RANGE = High Value - Low Value

Example 1. Scores 2, 5, 7, 7, 8, 8, 10, 12, 12, 15, 17, 20

The RANGE = 18 (20 - 2)

* A weakness of the range is that it is based on only two scores, which may not reflect the true variability of all the scores.

Example 2. Scores 2, 2, 2, 3, 4, 4, 5, 5, 5, 6, 7, 20

The RANGE = 18 (20 - 2)

* Example 2 also has a RANGE of 18, but if you look closely, you’ll see that the variability of Example 1 is much greater than that of Example 2. This is because Example 2. had a score that lies far outside the bulk of the scores. When this happens, the NUMBER FAR AWAY is called an OUTLIER and it can create an undue influence on the range.

* Thus, the range is usually inappropriate for describing a distribution with outliers.
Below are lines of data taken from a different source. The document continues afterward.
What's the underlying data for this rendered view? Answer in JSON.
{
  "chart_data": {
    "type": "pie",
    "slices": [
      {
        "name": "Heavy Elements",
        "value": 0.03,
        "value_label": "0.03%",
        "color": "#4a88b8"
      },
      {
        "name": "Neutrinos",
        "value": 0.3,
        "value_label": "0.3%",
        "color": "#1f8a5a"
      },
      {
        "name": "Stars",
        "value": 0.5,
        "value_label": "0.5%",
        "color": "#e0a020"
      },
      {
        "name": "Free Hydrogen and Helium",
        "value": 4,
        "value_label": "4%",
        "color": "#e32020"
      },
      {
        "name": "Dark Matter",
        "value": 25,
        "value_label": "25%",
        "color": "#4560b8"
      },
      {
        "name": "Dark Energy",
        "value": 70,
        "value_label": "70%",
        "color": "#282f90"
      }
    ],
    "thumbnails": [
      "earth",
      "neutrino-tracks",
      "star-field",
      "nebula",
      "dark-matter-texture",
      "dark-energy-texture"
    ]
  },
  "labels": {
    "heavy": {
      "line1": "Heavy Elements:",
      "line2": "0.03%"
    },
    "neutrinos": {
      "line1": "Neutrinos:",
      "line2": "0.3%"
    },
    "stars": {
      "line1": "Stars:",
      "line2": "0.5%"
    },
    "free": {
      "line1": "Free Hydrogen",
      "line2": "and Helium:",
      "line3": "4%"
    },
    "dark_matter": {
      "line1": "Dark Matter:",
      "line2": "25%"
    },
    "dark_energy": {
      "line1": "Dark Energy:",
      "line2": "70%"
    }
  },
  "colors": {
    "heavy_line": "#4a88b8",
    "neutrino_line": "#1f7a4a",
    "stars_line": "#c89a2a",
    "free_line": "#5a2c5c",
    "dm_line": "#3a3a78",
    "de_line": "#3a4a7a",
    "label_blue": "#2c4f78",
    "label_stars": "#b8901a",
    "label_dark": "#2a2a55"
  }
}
A better measure of variability is the interquartile range (IQR).

INTERQUARTILE RANGE is defined as the RANGE OF THE MIDDLE 50% of the cases.

To find the interquartile range:

Step 1. Put the scores in order from low to high. Then, determine how many scores constitute one-quarter of the scores.

Using Example 2. Scores 2, 2, 2, 3, 4, 4, 5, 5, 5, 6, 7, 20

* There are 12 scores, so one-quarter of them (12 + 4) equals 3.

Step 2. Count UP from the LOWEST score the number of scores you calculated (which was “3”).

* After counting three scores from the bottom, you end up between the 2 and the 3. (2, 2, 2, (here) 3, 4, 4, 5, 5, 5, 6, 7, 20)

* That point will be represented by the average of the two scores surrounding it, so the average of 2 and 3 = 2.5.

Step 3. Count DOWN from the HIGHEST score the number of scores you calculated (which was “3”).

* Then count three scores from the top, and you end up between the 5 and the 6. (2, 2, 2, (Q1) 3, 4, 4, 5, 5, 5, (here) 6, 7, 20)

* That point will be represented by the average of the two scores surrounding it, so the average of 5 and 6 = 5.5.

Step 4. Subtract the answer to Step 2 (2.5) from the answer to Step 3 (5.5) to get (5.5- 2.5 = 3.0).

* Thus, 3.0 is the value of the INTERQUARTILE RANGE for this set of scores.

* When you report 3.0 to your audience, they will know that the range of the middle 50% of the participants is only 3 points. (Note that the undue influence of the outlier of 20 has been overcome by using the interquartile range instead of the range).

INTERQUARTILE RANGE and the MEDIAN – The interquartile range may be thought of like a first cousin of the median. (Remember that to calculate the median, you count to the middle of the distribution.) Thus, when the median is reported as the average for a set of scores, it is customary to report the interquartile range as the measure of variability.